Dates à venir sur Facebook : Dom Colmé

www.dom-colme.com

 

Dans le labo de Dom

Dom Colmé n’est pas venu les mains vides à notre entretien : il apporte avec lui les maquettes de trois nouveaux titres, les premiers d’un album à venir en forme d’échappée belle. Cheap road movie narre les débuts d’une cavale amoureuse aux allures de rêve auprès de son « actrice principale ». Voiture n°20 évoque la rencontre, encore imaginaire dans l’esprit de son narrateur, tandis que Tout doit disparaître voit ce dernier se perdre dans le désir de l’autre. Autant d’étapes où la passion se mêle à la mythologie de la route, entre les aventures de Sal Paradise, le héros de Sur la route de Jack Kerouac, et les fantasmes d’Henry Miller ; un thème que l’on retrouve régulièrement dans l’univers de Dom.
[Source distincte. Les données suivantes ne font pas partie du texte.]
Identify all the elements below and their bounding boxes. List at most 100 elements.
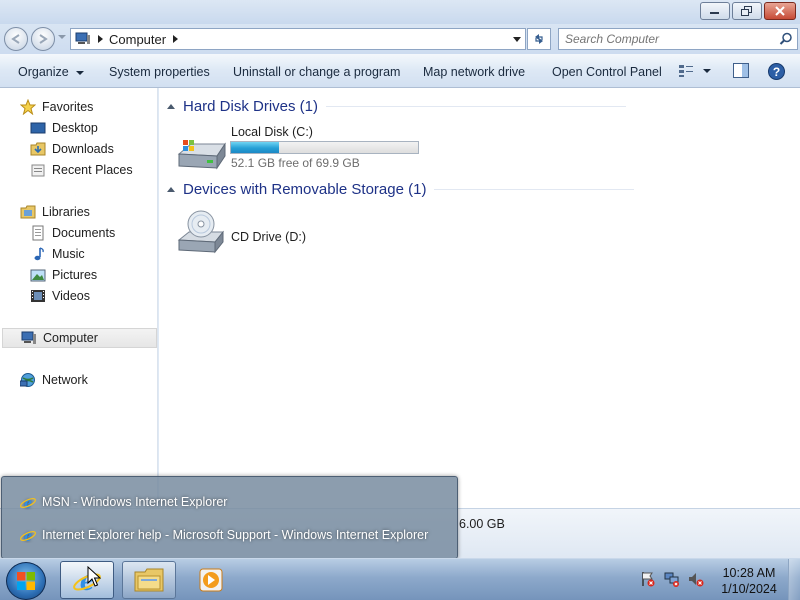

Les textes sont signés Marie Demesmay, déjà à l’œuvre sur Dans les cordes, son précédent opus. « J’ai voulu faire un pas de côté en laissant plus de marge à Marie, explique Dom. Je lui ai dit : « fais ton film » et elle a proposé un road-movie amoureux, inspiré par les romans de Philippe Djian ».
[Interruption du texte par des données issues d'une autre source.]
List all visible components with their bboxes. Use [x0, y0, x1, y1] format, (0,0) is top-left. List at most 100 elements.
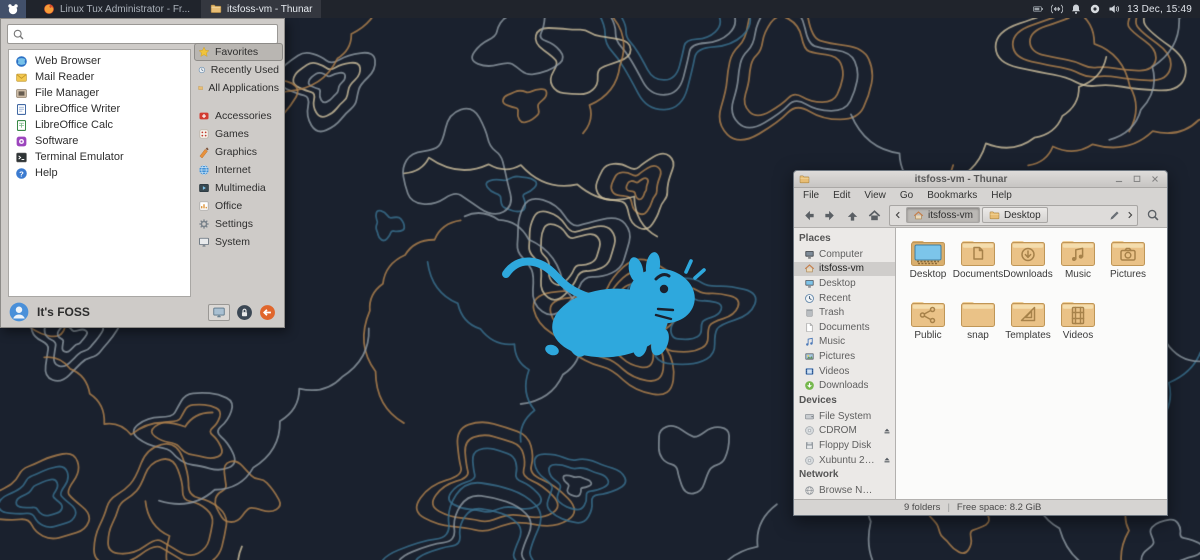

Sur ces nouveaux textes, la voix du chanteur est davantage dans la retenue, privilégiant les espaces et les silences. Du côté des références, on songe à La Ballade de Melody Nelson et L’Homme à tête de chou, les cavales sulfureuses et vénéneuses de Gainsbourg, où la douceur de Dom se substituerait à la poésie beaucoup plus rugueuse du Grand Serge. « Ce sera un album-concept dans le sens narratif du terme, littéraire et cinématographique » précise-t-il. Une nouvelle phase de sa collaboration avec Marie Demesmay, où Dom a laissé son écriture s’exprimer sans contraintes tandis qu’il souhaitait se concentrer sur son interprétation. « Nous allons aller encore plus loin dans cette idée de « rêve amoureux » avec des personnages qui ne seront pas épargnés, indique ce dernier. Musicalement, je veux toujours parfaire les mélodies, et cette notion d’harmonie qui m’est chère ». Pour pouvoir le défendre au mieux, Dom Colmé évoque la rentrée 2022 pour la sortie de ce nouvel album.